David can hardly believe his eyes. 😉 A young man working at the restaurant spoke a little bit of English and was able to tell us the names of most of the fish as he manned the grill at our table. One of tastier ones was simply called “the most delicious”. He was right, it was the most delicious, whatever it was.
On our first full day in Sokcho, after enjoying free coffee and cheese toast provided by Afterglow, we headed out with a map to wander the city with no real agenda. It started out as a cloudy morning and turned into a super windy, rainy day which required a pit stop at 7-11 for a rain poncho. That didn’t stop us from having a blast exploring, however. We took the gaetbae boat to Abai Village, a spit of land between the East Sea and a harbor that was supposed to be temporary housing for North Korean refugees during the Korean War, but it turned permanent after the DMZ was established. It’s now filled with lots of tiny restaurants known for ojingeo sundae (a type of Korean sausage made with squid, rice or glass noodles and vegetables) so we stopped for lunch to try some.

Many older North Korean residents fled to Abai Village during the Korean War, waiting for things to settle before returning to their villages and farms up North. After three years and no sign of settling, the DMZ was established and they were stuck in the South.
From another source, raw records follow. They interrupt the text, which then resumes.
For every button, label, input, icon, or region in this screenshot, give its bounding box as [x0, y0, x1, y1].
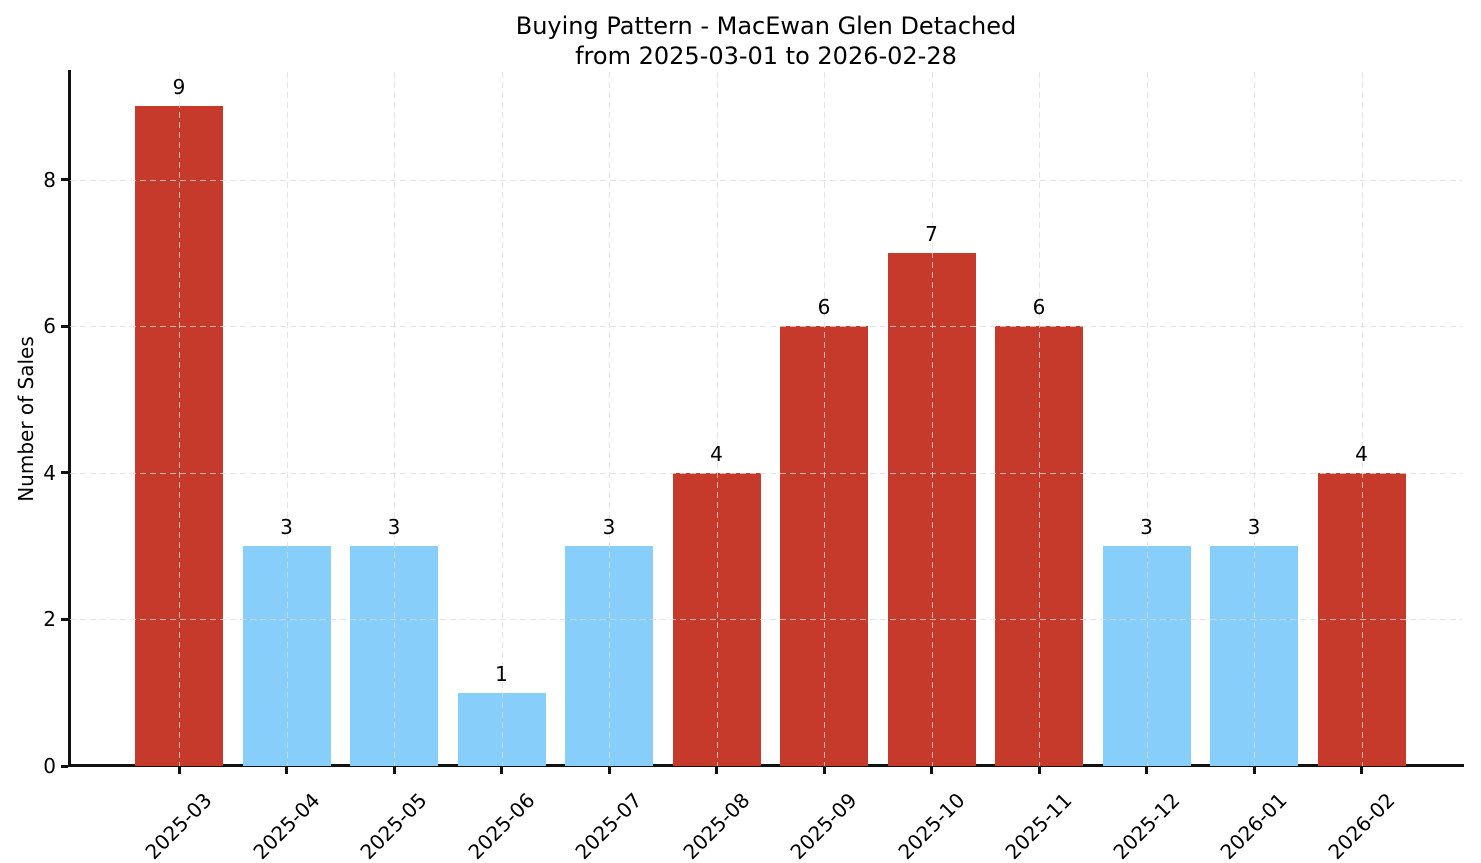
x-tick-label-2025-05: 2025-05 — [355, 788, 432, 863]
y-tick-label-6: 6 — [43, 314, 56, 339]
x-tick-label-2025-03: 2025-03 — [140, 788, 217, 863]
x-tick-2025-05 — [392, 767, 396, 774]
y-tick-label-0: 0 — [43, 754, 56, 778]
x-tick-2025-12 — [1145, 767, 1148, 774]
gridline-v-2025-05 — [394, 72, 395, 766]
x-tick-2026-02 — [1360, 767, 1363, 774]
x-tick-label-2025-06: 2025-06 — [463, 788, 540, 863]
gridline-v-2025-10 — [931, 72, 933, 766]
x-tick-2026-01 — [1252, 767, 1256, 774]
x-tick-2025-07 — [607, 767, 611, 774]
gridline-v-2025-09 — [824, 72, 825, 766]
x-tick-2025-10 — [930, 767, 933, 774]
gridline-h-4 — [70, 472, 1462, 474]
x-tick-2025-11 — [1037, 767, 1041, 774]
bar-value-label-2025-11: 6 — [1032, 295, 1046, 320]
y-tick-8 — [61, 178, 68, 182]
x-axis-spine — [68, 764, 1464, 767]
bar-value-label-2025-08: 4 — [710, 441, 723, 466]
x-tick-label-2025-12: 2025-12 — [1108, 788, 1185, 863]
x-tick-label-2025-09: 2025-09 — [785, 788, 862, 863]
bar-value-label-2025-07: 3 — [602, 515, 616, 540]
y-tick-label-8: 8 — [43, 167, 56, 192]
gridline-v-2025-06 — [501, 72, 503, 766]
bar-value-label-2026-02: 4 — [1355, 441, 1368, 466]
y-tick-2 — [61, 617, 68, 621]
gridline-h-8 — [70, 179, 1462, 181]
bar-value-label-2025-04: 3 — [280, 515, 293, 540]
bar-value-label-2025-05: 3 — [387, 515, 401, 540]
bar-value-label-2025-06: 1 — [495, 661, 508, 686]
gridline-h-2 — [70, 619, 1462, 621]
gridline-v-2026-02 — [1361, 72, 1363, 766]
gridline-v-2025-12 — [1146, 72, 1148, 766]
y-tick-6 — [61, 324, 68, 328]
x-tick-2025-06 — [500, 767, 503, 774]
plot-area: 9 3 3 1 3 4 6 7 6 3 3 4 — [70, 72, 1462, 766]
x-tick-label-2025-08: 2025-08 — [678, 788, 755, 863]
gridline-v-2025-08 — [716, 72, 718, 766]
x-tick-label-2025-04: 2025-04 — [248, 788, 325, 863]
y-tick-4 — [61, 471, 68, 475]
y-tick-0 — [61, 764, 68, 768]
gridline-v-2025-04 — [286, 72, 288, 766]
gridline-v-2025-07 — [609, 72, 610, 766]
y-tick-label-4: 4 — [43, 460, 56, 485]
y-axis-spine — [68, 70, 71, 767]
bar-value-label-2025-03: 9 — [172, 75, 186, 100]
bar-value-label-2025-10: 7 — [925, 221, 938, 246]
gridline-v-2026-01 — [1254, 72, 1255, 766]
gridline-h-6 — [70, 326, 1462, 328]
x-tick-2025-04 — [285, 767, 288, 774]
x-tick-2025-08 — [715, 767, 718, 774]
x-tick-label-2025-07: 2025-07 — [570, 788, 647, 863]
x-tick-label-2025-11: 2025-11 — [1000, 788, 1077, 863]
chart-title: Buying Pattern - MacEwan Glen Detached f… — [515, 12, 1017, 70]
gridline-v-2025-11 — [1039, 72, 1040, 766]
bar-value-label-2025-12: 3 — [1140, 515, 1153, 540]
x-tick-label-2026-01: 2026-01 — [1215, 788, 1292, 863]
y-tick-label-2: 2 — [43, 607, 56, 632]
gridline-v-2025-03 — [179, 72, 180, 766]
bar-value-label-2026-01: 3 — [1247, 515, 1261, 540]
x-tick-2025-09 — [822, 767, 826, 774]
x-tick-label-2026-02: 2026-02 — [1323, 788, 1400, 863]
x-tick-2025-03 — [177, 767, 181, 774]
bar-value-label-2025-09: 6 — [817, 295, 831, 320]
x-tick-label-2025-10: 2025-10 — [893, 788, 970, 863]
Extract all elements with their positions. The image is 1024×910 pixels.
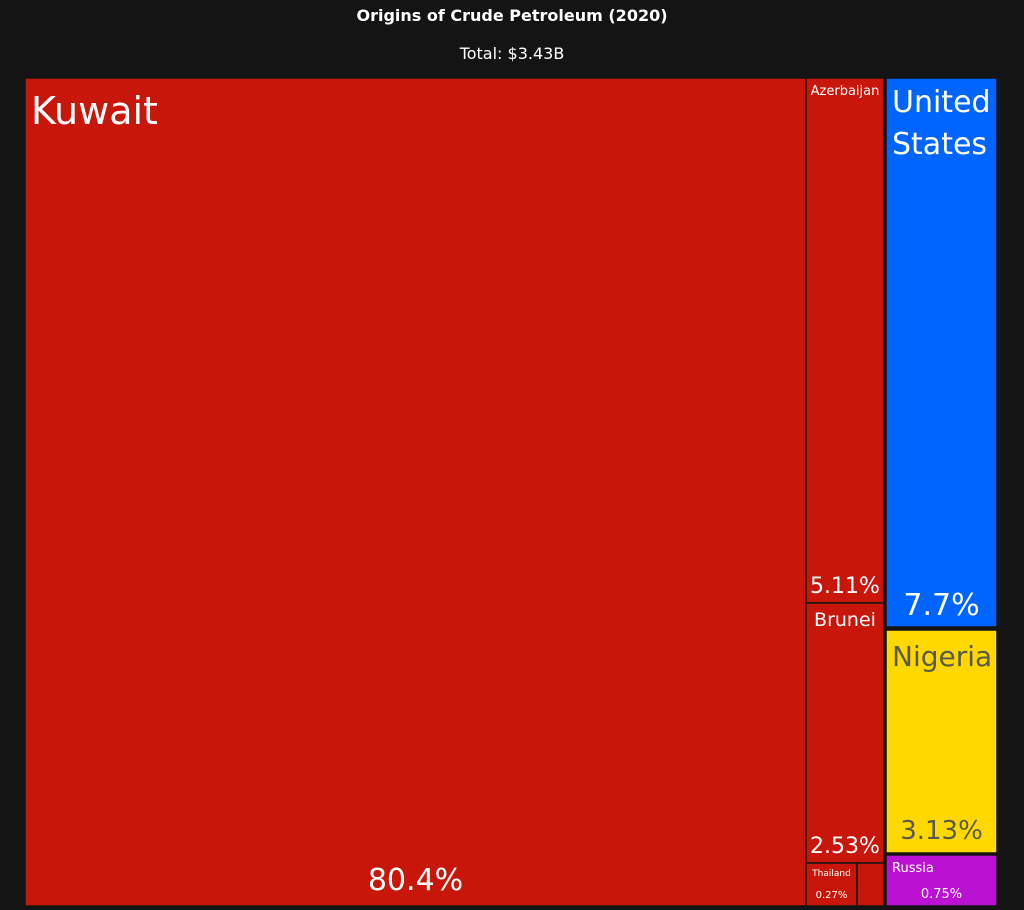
treemap-cell-thailand[interactable]: Thailand 0.27% [805,862,858,907]
treemap-value-azerbaijan: 5.11% [810,574,880,599]
chart-title: Origins of Crude Petroleum (2020) [356,6,668,25]
treemap-cell-united-states[interactable]: United States 7.7% [885,77,998,628]
treemap-value-nigeria: 3.13% [900,816,983,846]
treemap-label-russia: Russia [892,861,934,876]
chart-subtitle: Total: $3.43B [459,44,565,63]
treemap-rect-kuwait[interactable] [24,77,807,907]
treemap-label-united-states: States [892,127,987,162]
treemap-label-brunei: Brunei [814,609,876,631]
treemap-label-united-states: United [892,85,991,120]
treemap-cell-nigeria[interactable]: Nigeria 3.13% [885,629,998,854]
treemap-label-thailand: Thailand [811,869,851,879]
treemap-rect-azerbaijan[interactable] [805,77,885,604]
treemap-rect-nigeria[interactable] [885,629,998,854]
treemap-value-russia: 0.75% [921,887,962,902]
treemap-cell-russia[interactable]: Russia 0.75% [885,854,998,907]
treemap-cell-azerbaijan[interactable]: Azerbaijan 5.11% [805,77,885,604]
treemap-rect-russia[interactable] [885,854,998,907]
treemap-cell-brunei[interactable]: Brunei 2.53% [805,602,885,864]
treemap-cell-other-4[interactable] [856,862,885,907]
treemap-value-united-states: 7.7% [903,588,979,623]
treemap-label-kuwait: Kuwait [31,89,158,133]
treemap-label-azerbaijan: Azerbaijan [811,84,880,99]
treemap-label-nigeria: Nigeria [892,640,992,673]
treemap-rect-thailand[interactable] [805,862,858,907]
treemap-value-brunei: 2.53% [810,834,880,859]
treemap-value-kuwait: 80.4% [368,863,463,898]
treemap-rect-other[interactable] [856,862,885,907]
treemap-rect-brunei[interactable] [805,602,885,864]
treemap-cell-kuwait[interactable]: Kuwait 80.4% [24,77,807,907]
treemap-rect-united-states[interactable] [885,77,998,628]
treemap-value-thailand: 0.27% [816,890,848,901]
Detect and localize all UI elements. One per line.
We stopped for lumch to try some ojingeo sundae, a type of Korean sausage made from squid, rice and vegetables that is known to be the best in Sokcho.
After taking in views of the wild, stormy sea and exploring a few lighthouses, we decided to stop for an afternoon green tea latte and a game of cards to catch a break from the wind and rain. It was then that we noticed how many people were carrying the same box of fried chicken (yes, fried chicken is big in Korea). David and I decided we should probably figure out where these boxes were coming from because all the Korean tourists seemed to be carrying them. Thanks to our friend Google and my ability to read Hangul, we were able to locate the famous fried chicken place called Manseok Chicken and decided that’s what we’d have for dinner. To build up our appetite for this gigantic fried chicken feast, we did some more exploring and walked to the other side of the city and stumbled upon Sokcho Beach. Unfortunately, the weather was so bad at this point we were told we couldn’t even be on the beach. We got in a few rainy snapshots beforehand, however, and instead of enjoying a beer on the beach in our rain ponchos like planned, we found a nice park bench surrounded by trees, shielding us from the wind and the rain (there are no open container laws in Korea, by the way).

We were able to snap a few photos before being kicked off the beach. I guess they “close” the beaches in really stormy weather.

Nearly all the Korean tourists were carrying these boxes of Manseok Chicken, an apparently famous chicken stand in the Jungang Fish Market. After enjoying a large fish dinner the night before, we decided we had to see what all the chicken fuss was about.

We opened the box to discover a large amount of fried chicken drenched in a spicy, sticky sauce. Is this much chicken necessary for two people? Probably not.
Magically, we woke up the next morning to a beautiful, cloudless day which was perfect for exploring Seoraksan National Park. Deserving of its own post, I’ll more about that later. In a nutshell, it was stunning and only a 30 minute bus ride from of Sokcho. Thankfully, our third and final day in Sokcho was also gorgeous and since our bus heading to our next destination didn’t leave until the afternoon, we had time to check out Sunrise Pavilion which we weren’t able to see before due to the bad weather. The water was the most amazing shade of aqua and the sunshine created a completely different view of the East Sea. It was the perfect way to end our stay in the cute port city before moving on to Gangneung.